Besides that, Barry’s final season has likely been his least approachable. This is partial because season three ended on the pleasant note of Barry being eventually prosecuted. Hader has previously used a tale about Larry David to demonstrate this point. When Hader announced he was working on a fourth season of Barry, David responded that he must be crazy because the show had ended.

However, this season provided the opportunity to emphasize just how repulsive these characters are. Barry reminds the sympathetic jail warden (and the audience) about all the police officers he was slain in the first episode. Gene Cousineau, played by Henry Winkler, shot his kid. No-Ho Hank idly observed as his lifelong sweetheart was killed. Even though Sally Reed, who was brilliantly portrayed by Sarah Goldberg, eventually received the closest thing to a happy ending, she had to go through a period of being a dreadfully careless mother.

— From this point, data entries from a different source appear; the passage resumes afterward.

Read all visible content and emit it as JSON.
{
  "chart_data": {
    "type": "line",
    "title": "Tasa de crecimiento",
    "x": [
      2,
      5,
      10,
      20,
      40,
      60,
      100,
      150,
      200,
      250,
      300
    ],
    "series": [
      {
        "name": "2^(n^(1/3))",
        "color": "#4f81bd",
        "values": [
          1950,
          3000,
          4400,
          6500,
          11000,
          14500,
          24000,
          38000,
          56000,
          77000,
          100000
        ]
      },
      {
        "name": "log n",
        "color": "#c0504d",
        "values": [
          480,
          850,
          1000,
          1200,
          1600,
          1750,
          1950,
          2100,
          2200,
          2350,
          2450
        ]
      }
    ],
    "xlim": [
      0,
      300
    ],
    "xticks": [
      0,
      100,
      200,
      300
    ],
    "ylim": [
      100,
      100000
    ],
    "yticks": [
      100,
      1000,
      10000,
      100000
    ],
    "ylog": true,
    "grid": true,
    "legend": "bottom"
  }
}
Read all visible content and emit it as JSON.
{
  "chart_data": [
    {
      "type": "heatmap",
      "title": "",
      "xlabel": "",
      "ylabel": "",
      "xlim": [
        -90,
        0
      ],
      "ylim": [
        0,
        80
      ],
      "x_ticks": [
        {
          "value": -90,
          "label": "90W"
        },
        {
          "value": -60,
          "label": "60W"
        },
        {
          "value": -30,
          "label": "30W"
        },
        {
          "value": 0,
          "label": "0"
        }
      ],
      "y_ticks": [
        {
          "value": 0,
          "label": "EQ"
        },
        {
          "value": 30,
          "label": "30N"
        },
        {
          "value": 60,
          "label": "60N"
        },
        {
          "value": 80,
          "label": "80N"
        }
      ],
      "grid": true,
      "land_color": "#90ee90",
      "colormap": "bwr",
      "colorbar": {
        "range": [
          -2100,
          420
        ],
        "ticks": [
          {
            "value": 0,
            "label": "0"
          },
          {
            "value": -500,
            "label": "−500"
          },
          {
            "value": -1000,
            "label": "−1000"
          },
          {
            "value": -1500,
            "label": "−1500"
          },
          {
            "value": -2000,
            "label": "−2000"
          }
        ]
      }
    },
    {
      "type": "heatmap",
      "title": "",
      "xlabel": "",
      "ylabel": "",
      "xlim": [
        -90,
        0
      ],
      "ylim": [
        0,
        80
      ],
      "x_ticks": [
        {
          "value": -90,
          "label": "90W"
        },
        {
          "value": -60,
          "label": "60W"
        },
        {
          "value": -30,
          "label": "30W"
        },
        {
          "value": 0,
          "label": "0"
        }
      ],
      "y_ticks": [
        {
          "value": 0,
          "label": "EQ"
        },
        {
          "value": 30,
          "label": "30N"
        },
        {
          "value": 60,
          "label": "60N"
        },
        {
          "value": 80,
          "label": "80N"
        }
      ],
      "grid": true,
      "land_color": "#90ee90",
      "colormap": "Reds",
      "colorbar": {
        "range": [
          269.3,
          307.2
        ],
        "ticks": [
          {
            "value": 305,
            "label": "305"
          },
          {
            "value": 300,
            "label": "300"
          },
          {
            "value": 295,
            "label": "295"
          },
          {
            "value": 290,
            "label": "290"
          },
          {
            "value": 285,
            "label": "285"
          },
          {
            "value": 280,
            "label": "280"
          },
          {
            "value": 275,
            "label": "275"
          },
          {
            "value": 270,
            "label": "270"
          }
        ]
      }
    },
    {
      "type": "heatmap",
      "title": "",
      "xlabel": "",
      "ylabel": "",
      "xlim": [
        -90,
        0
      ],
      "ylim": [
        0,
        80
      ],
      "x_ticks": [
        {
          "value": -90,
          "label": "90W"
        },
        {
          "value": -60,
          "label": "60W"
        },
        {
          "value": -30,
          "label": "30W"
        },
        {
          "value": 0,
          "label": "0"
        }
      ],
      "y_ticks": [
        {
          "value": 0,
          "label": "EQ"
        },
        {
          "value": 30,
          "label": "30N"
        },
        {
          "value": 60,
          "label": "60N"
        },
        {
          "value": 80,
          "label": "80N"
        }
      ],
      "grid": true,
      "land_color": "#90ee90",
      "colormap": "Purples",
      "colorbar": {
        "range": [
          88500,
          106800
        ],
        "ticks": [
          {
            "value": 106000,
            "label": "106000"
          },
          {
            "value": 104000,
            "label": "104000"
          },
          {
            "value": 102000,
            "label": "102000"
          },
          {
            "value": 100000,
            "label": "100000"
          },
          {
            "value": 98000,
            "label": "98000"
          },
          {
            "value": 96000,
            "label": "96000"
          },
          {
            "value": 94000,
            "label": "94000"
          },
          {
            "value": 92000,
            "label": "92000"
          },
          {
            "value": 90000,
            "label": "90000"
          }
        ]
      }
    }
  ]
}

There are many villains and antiheroes that viewers have unjustly fallen in love with throughout the history of television. Consider Walter White, Kendall Roy, or Tony Soprano. Barry’s fourth season frequently gave the impression that it was the writers’ chance to stop this from happening. The show made a lot of effort repeatedly emphasizing how nasty these folks were.

You’ll likely recall how oppressively black this last season was while reflecting on it. In one episode, we overheard a man drowning in the sand, making frightened gasps. In another, we saw a silhouette pursuing a character through their house, providing the stuff of once-seen, never-forgotten nightmares.

The sound of a man hyperventilating signaled the start of last week’s penultimate show as his tormentor revealed that he had amputated his arms and legs if you have the stomach for it, which is a major if it has been incredibly fulfilling material. Since when has television had a season that was so unavoidably depressing? This was not comfort food.

However, when viewed as a whole, this turn makes total sense. By turning into a meditation on the nature of forgiveness, Barry swiftly shed its rather cliched premise—hey, everyone, a hitman wants to be an actor!—and gained attention.

When does a person lose all hope of being saved? When can someone leave the darkness they have imposed on the world? Can love make a difference for you? Justice? God? Since this is a program about repercussions, it was only fitting that we were made to observe every one of Barry’s consequences in agonizing detail.

However, I wonder if this will be how we will remember Barry. Yes, the past few weeks have been challenging to watch, but they have also featured inventive vaulting moments consistent with the entire season. A motorbike chase from 710N last year will be remembered for decades. The second season of Ronny/lily was as brutal and strange.

Additionally, it was a brilliant example of a Hollywood parody. The scene where a streaming executive cancels a show on the orders of its all-powerful algorithm] recently went viral as striking writers picked it up as a demonstration of all their frustrations. The scene where a network executive discusses an actor with an agent with a series of yelps and grunts was hilariously on the money.

For this reason, Barry deserves to be considered one of the best of all time. I’m sure this will become clearer once the Succession chaos has subsided. In the meantime, Bill Hader has just assured himself of a following that will follow him wherever he decides to go next.